If Qatar is serious about not financing extremism, it can stop funding Hamas and the Muslim Brotherhood.
3. United Arab Emirates
In the UAE, if a woman gets raped, she can be tried and punished for having sexual relations outside of marriage.
That's what happened to a 29-year-old student from Austria who was raped by a Yemini man who cornered her in an underground parking lot. After reporting the rape, her passport was taken away and she was jailed by Dubai authorities.
The woman was told by police that she would be charged and sent to prison for one year unless she married her rapist. (Only after the Austrian Foreign Ministry dispatched a special crisis team to Dubai was she released.)
A similar story happened to a 25-year-old Norwegian national, who was raped in the UAE while on a business trip and "made the mistake" of reporting it to the local police.
The woman's passport was confiscated and she was summarily arrested. She was eventually sentenced to more than a year in prison. After an international outcry, the UAE eventually "pardoned" her.

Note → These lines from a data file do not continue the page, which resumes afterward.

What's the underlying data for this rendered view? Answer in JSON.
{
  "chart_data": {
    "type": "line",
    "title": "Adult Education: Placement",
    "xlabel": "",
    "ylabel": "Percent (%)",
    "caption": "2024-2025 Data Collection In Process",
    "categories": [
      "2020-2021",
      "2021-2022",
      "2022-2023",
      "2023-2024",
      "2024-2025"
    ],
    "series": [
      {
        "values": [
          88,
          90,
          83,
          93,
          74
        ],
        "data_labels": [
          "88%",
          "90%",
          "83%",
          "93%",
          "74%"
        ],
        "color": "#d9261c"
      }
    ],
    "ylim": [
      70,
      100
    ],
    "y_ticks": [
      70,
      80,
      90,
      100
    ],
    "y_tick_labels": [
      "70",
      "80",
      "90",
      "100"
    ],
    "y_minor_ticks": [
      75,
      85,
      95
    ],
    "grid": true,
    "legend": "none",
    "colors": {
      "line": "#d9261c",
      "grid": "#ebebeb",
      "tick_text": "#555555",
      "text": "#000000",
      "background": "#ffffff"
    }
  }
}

After pulling the plug on Hezbollah, the UAE's draconian sharia-based laws should be the first issue this Gulf State needs to address.
4. Bahrain
Bahrain's Sunni elite rule over a Shiite-majority public, regularly torturing the activists among them who dare to protest the discrimination levied against them.
Whether real or imagined, the ruling monarchy suspects that its 70 percent Shiite citizens are loyal to Iran and intend to overthrow the government at the first possible opportunity.
Thus, major opposition groups have been banned, causing Amnesty International to assess that "Bahrain is heading towards total suppression of human rights."
The West, for its part, views Bahrain as essential in the fight against ISIS and has thus far remained silent on the massive human rights abuses in the country.
While Bahrain is to be commended for sanctioning Hezbollah, the West needs to pressure the monarchy to let up on its authoritarian rule.